National symbols, soldiers, and personalities were important in maintaining the enthusiasm of Britain’s dominions during the war. However, depictions of unfamiliar imperial soldiers, particularly from British imperial colonies such as India and the West Indies, were also powerful wartime symbols of the British Empire.

This photograph is another example of British official photographer Lt. Ernest Brooks’ more posed, formal photographs, of a group soldiers from the British West Indies Regiment, in camp on the Albert-Amiens Road, during the Somme Offensive of 1916. This image is notable as it reflects the manner in which imperial troops were presented in British propaganda. Images of British Imperial troops from both white settler dominions and imperial colonies such as India were numerous, as it was a strong British interest to present the strength, unity, size and diversity of its empire throughout the war, to reassure members of the empire, and to impress or intimidate neutral or enemy nations.

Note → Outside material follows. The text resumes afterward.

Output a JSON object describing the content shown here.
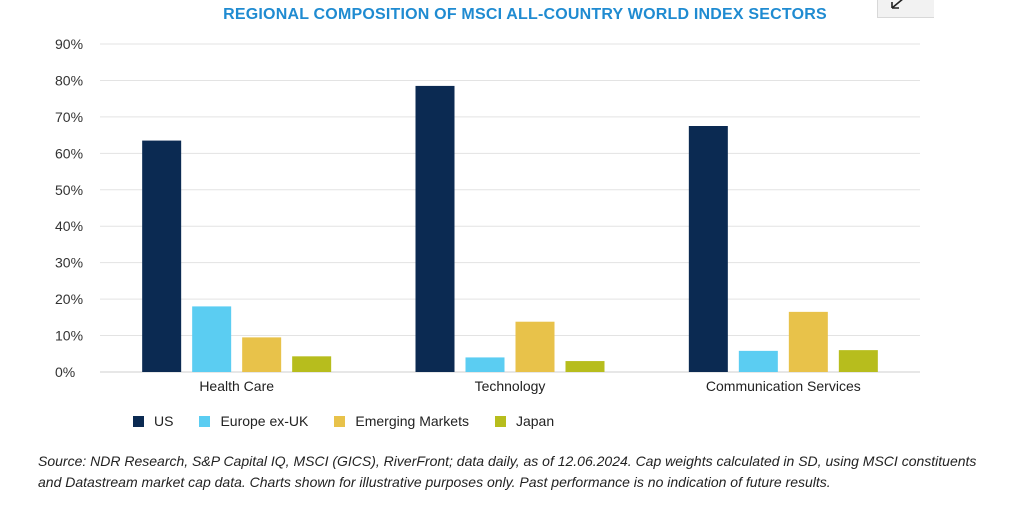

However, the manner of depiction of peoples within the empire varied. Images of British soldiers interacting with troops from settler dominions such as New Zealand were common, and presented an image of the empire as a family of equals. This was important in maintaining dominion morale and enthusiasm for the war. Colonial troops, such as these British West Indian troops were rarely portrayed in the same inclusive manner. Instead, just as in this image, imperial troops were more commonly photographed separately, as their own distinct, yet important, component of the empire, as somewhat exotic imperial oddities. Despite this separation, it was still important to promote images of ‘imperial’ enthusiasm for the war, from regions such as the West Indies. These depictions of enthusiastic imperial involvement were not strictly fabrications, for instance the response from India alone garnered over 1,000,000 volunteers, while the West Indian Regiment fought in a number of campaigns, both in France, such as the Somme, and in sideshows in German colonies in Africa. It was therefore of great propaganda use for the British to portray this enthusiasm through images of enthusiastic, happy imperial troops, such as this image. These depictions helped the Britain’s colonies and dominions to conceptualise the war as a collective imperial struggle in which they had a vital role to play, instead of a strictly European war.